The Swiss national team – nicknamed Nati – have never reached the finals of a major tournament after losing their opening qualifier and Friday's opponents Slovenia, who surprisingly qualified for South Africa two summers ago, represent a significant threat in Group E. "Slovenia were drawn out of pot two," said Hitzfeld. "They are a very strong footballing side and can shift the play quickly. It's a difficult task but we are aiming for all three points."
An air of confidence surrounds the Swiss camp following their 4-2 friendly win against Croatia in Split last month. It is an assuredness born from the fact that for the first time in a while they have an established starting XI – Hitzfeld has put his stamp on the team. Valon Behrami and Gökhan Inler provide cover for a solid back five, while going forward there is a distinctively German cadence: Xherdan Shaqiri, Granit Xhaka, Tranquillo Barnetta and striker Eren Derdiyok all play in the Bundesliga. "We have a lot of quality in attack," said the 63-year-old German coach.
To many observers, Switzerland have a lot of quality throughout their squad and there is a real sense of anticipation in the country as people plan their summer holidays for 2014 – despite the side's failure to get to UEFA EURO 2012. "People call me over and say: 'We want to be in Brazil, you have to make it happen,'" Hitzfeld said. "We simply must fulfil the dream of thousands of Swiss football fans.
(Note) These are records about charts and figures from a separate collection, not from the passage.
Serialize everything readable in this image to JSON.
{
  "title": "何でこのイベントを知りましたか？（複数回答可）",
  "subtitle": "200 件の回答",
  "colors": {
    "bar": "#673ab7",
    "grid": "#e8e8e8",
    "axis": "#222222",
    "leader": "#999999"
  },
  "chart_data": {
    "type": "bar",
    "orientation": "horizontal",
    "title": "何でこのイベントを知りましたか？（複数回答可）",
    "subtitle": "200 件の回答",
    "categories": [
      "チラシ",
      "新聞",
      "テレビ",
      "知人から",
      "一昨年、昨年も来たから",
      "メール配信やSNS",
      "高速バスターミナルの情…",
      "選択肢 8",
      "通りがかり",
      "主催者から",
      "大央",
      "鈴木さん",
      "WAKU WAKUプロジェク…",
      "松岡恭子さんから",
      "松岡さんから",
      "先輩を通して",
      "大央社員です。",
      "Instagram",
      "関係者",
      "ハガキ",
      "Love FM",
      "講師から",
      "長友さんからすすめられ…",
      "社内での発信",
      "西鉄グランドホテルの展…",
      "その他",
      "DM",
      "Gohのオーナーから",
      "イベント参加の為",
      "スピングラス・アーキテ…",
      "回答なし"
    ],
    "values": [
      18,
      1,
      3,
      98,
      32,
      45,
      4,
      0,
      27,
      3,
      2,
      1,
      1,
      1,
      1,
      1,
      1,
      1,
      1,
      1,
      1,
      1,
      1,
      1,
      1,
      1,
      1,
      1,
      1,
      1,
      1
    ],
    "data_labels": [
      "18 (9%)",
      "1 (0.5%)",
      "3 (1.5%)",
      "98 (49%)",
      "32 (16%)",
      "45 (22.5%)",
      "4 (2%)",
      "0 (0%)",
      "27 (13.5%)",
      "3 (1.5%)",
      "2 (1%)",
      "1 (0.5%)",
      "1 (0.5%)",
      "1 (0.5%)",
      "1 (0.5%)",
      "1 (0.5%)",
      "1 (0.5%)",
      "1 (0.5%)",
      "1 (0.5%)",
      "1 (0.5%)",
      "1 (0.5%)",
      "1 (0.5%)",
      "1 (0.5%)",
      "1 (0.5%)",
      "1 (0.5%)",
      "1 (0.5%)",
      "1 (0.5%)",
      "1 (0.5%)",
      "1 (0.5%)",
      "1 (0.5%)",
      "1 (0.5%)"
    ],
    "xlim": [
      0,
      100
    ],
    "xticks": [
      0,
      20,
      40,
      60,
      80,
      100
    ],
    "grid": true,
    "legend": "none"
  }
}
"Our goal is to win the group. We want to qualify directly and we have the confidence to do so." Hitzfeld would not be Hitzfeld if he did not add the caveat that "it will be tough". Just how tough – from a group also containing Norway, Iceland, Cyprus and Albania – may become clearer in Ljubljana on Friday, but with Switzerland having beaten Germany and then Croatia in recent months hopes are high.